Alors qu’un rapport de l’ONG Human Rights Watch (HRW) expose l’utilisation croissante en Chine du numérique couplé aux méthodes de surveillance traditionnelles pour développer le premier État totalitaire numérisé, la télévision publique chinoise publie une étude sur la protection de la vie privée face au développement de l’intelligence artificielle. Une étude reprise lundi dans un article du South China Morning Post, un journal de Hong-Kong appartenant à la compagnie de vente en ligne chinoise Alibaba pourtant en pointe en matière de systèmes de surveillance au service des autorités, comme dans la ville de Hangzhou.
Jack Ma, le fondateur, propriétaire et PDG d’Alibaba, croit d’ailleurs aux technologies numériques et à l’intelligence artificielle pour gérer à l’avenir une économie planifiée qui fonctionne, ce dont ont toujours rêvé les communistes sans jamais y parvenir.
Les consommateurs chinois inquiets de l’impact de l’intelligence artificielle et de la surveillance numérique sur le respect de leur vie privée : le gouvernement demande aux entreprises de mieux se comporter…
L’étude sur laquelle se penchait le South China Morning Post lundi montre que plus des trois quarts des Chinois craignent que l’intelligence artificielle ne constitue une menace pour leur vie privée et un tiers s’inquiètent pour leur emploi. Conclusion du journal : les consommateurs chinois sont de plus en plus conscients de l’usage qui peut être fait de leurs données personnelles. Les exemples donnés concernent tous des entreprises privées accusées d’avoir enfreint aux règles de déontologie dans ce domaine : Tencent et son application de messagerie WeChat, Ant Financial (propriété d’Alibaba) et son service de crédit Sesame Credit et le moteur de recherche Baidu qui aurait collecté des données à caractères personnels de ses utilisateurs sans les en informer. Le ministère de l’Industrie et des Technologies de l’Information est heureusement intervenu pour demander à ces compagnies privées de mieux se comporter.

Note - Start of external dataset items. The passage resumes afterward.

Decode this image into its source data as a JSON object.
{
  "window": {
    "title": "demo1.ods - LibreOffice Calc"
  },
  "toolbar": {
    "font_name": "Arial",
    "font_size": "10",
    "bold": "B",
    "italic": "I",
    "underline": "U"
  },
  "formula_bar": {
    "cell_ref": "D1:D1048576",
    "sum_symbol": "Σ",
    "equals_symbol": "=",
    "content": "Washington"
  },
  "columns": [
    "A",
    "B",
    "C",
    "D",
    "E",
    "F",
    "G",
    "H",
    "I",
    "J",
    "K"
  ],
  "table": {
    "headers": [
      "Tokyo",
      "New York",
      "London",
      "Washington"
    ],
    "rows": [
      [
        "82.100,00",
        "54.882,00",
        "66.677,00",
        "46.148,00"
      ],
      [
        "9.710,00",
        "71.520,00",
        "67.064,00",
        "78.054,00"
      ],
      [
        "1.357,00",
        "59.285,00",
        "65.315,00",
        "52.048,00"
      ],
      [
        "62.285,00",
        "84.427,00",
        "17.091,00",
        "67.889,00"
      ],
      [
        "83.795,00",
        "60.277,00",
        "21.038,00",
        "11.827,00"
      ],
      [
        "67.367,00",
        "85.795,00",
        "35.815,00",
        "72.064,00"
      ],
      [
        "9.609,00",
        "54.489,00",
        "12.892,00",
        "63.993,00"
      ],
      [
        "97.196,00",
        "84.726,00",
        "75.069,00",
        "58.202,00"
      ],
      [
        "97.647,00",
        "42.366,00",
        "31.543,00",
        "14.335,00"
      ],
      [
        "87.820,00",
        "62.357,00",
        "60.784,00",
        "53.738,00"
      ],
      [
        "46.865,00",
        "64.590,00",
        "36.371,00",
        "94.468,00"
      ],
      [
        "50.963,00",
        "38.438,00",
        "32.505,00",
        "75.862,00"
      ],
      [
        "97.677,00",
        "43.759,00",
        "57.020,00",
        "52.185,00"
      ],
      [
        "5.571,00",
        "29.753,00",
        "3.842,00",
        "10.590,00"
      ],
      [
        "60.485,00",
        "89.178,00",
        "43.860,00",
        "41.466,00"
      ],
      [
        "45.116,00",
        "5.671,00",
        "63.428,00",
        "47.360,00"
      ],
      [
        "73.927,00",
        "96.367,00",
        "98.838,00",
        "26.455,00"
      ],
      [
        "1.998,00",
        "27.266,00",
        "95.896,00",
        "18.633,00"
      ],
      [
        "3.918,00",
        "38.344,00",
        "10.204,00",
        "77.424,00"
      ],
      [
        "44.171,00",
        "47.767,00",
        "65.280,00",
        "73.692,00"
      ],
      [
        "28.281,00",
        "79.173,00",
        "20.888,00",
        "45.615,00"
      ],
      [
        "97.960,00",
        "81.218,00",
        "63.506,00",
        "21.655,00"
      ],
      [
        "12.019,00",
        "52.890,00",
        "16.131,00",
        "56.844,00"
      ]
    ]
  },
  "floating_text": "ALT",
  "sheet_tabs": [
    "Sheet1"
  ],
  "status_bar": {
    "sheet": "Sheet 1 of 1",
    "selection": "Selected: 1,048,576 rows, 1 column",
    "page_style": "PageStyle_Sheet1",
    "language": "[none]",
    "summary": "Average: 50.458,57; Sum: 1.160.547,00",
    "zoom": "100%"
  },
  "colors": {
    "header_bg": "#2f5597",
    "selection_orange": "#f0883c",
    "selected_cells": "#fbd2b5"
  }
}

… et en même temps, la Chine communiste développe le nouveau totalitarisme de l’ère numérique !
Pendant ce temps dans la province musulmane du Xinjiang suspectée d’islamisme, nous apprend une nouvelle fois le rapport de HRW, les autorités combinent un nombre record (et toujours croissant) de caméras de vidéosurveillance, des systèmes de reconnaissance faciale et des plaques d’immatriculation, des systèmes de géolocalisation des appareils mobiles (et des GPS obligatoires) ainsi que le Big Data et l’intelligence artificielle pour faire de la prévention et peupler les camps de rééducation politique avant même que les mauvais citoyens n’aient pu commettre autre chose qu’un supposé délit d’intention.
C’est ainsi que le Xinjiang est devenu, dans l’Empire du Milieu, un véritable laboratoire des technologies de surveillance avancée et personnalisée de tous les citoyens. Une fois qu’elles ont fait leurs preuves, ces technologies, souligne le rapport de HRW, sont ensuite progressivement déployées ailleurs en Chine, donnant le jour à une nouvelle forme de totalitarisme : le « Totalitarisme numérique ».
Liu Qiangdong, le fondateur et PDG du géant chinois du commerce en ligne JD.com, concurrent d’Alibaba, se réjouissait il y a peu : « Avec les technologies que nous avons déployées ces deux ou trois dernières années, j’ai pris conscience du fait que le communisme peut être atteint par notre génération. » Parler des problèmes de protection des données à caractère personnel collectées par les compagnies chinoises est bien une manière de détourner l’attention du vrai problème : en Chine, le développement du numérique et de l’intelligence artificielle est en train de donner un nouveau souffle au communisme.